Précisément, pensez-vous qu’il existe une différence entre la droite et la gauche en matière de politique culturelle ?
 
V. D. : Difficile de répondre à cette question en évitant la prise de position politique ! Il y a indéniablement des différences qui tiennent à des héritages et à des caractéristiques sociologiques des partis et de leurs électorats. Les liens historiquement forts entre le parti communiste et le monde artistique et intellectuel, les réseaux du parti socialiste dans ces domaines ou, au plan local, du côté du monde associatif n’ont pas véritablement leur équivalent à droite, où la figure de Malraux est d’autant plus célébrée qu’elle est isolée (elle est d’ailleurs aujourd’hui très largement neutralisée politiquement du fait se son appropriation collective). Le fait d’insérer les questions culturelles dans ce qu’il est convenu d’appeler un projet politique est longtemps resté un marqueur de la gauche. Ce n’est plus vraiment le cas depuis maintenant assez longtemps. Depuis une vingtaine d’années, chacun peut facilement constater que les orientations de l’action publique en matière culturelle sont assez peu consistantes, à gauche comme à droite. Cela tient à de nombreux facteurs qu’il serait trop long de détailler. On peut au moins citer les effets induits par le mode de développement des politiques culturelles qui, par la multiplication des équipements et des investissements, a conduit au plan national comme au plan local à une situation où le fonctionnement des structures existantes absorbe l’essentiel des budgets. Cela laisse peu de marges de manœuvre pour des initiatives nouvelles et contribue à transformer la politique culturelle en une simple gestion des équipements. Un projet politique est difficile à identifier dans ces conditions, quelle que soit l’appartenance partisane, puisque dans le même temps le personnel politique de droite comme de gauche est soumis aux mêmes fameuses « contraintes budgétaires » (qui ne viennent pas de nulle part, et procèdent aussi en partie de choix politiques) et que ce personnel s’est très largement converti à une redéfinition gestionnaire du rôle des gouvernants.
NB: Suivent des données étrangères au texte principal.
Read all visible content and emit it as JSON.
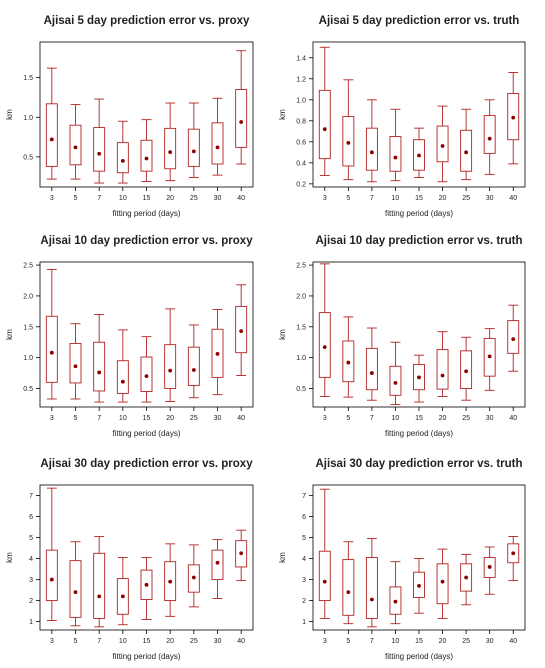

Le fait que le développement économique par la culture apparaisse aujourd’hui comme une figure obligée du discours des politiques culturelles me paraît assez symptomatique d’une telle évolution : une rhétorique vague, d’apparence consensuelle, mobilisée en partie pour défendre des budgets culturels publics menacés mais qui contribue à imposer à la culture d’autres finalités que proprement culturelles…

Propos recueillis par Agnès Santi


Publications : La politique culturelle, genèse d’une catégorie d’intervention publique (Belin, 1999). Le politique, l’artiste et le gestionnaire : (re)configurations locales et (dé)politisation de la culture à paraître fin 2011 aux éditions du Croquant (avec C. Bastien, A. Freyermuth et K. Matz).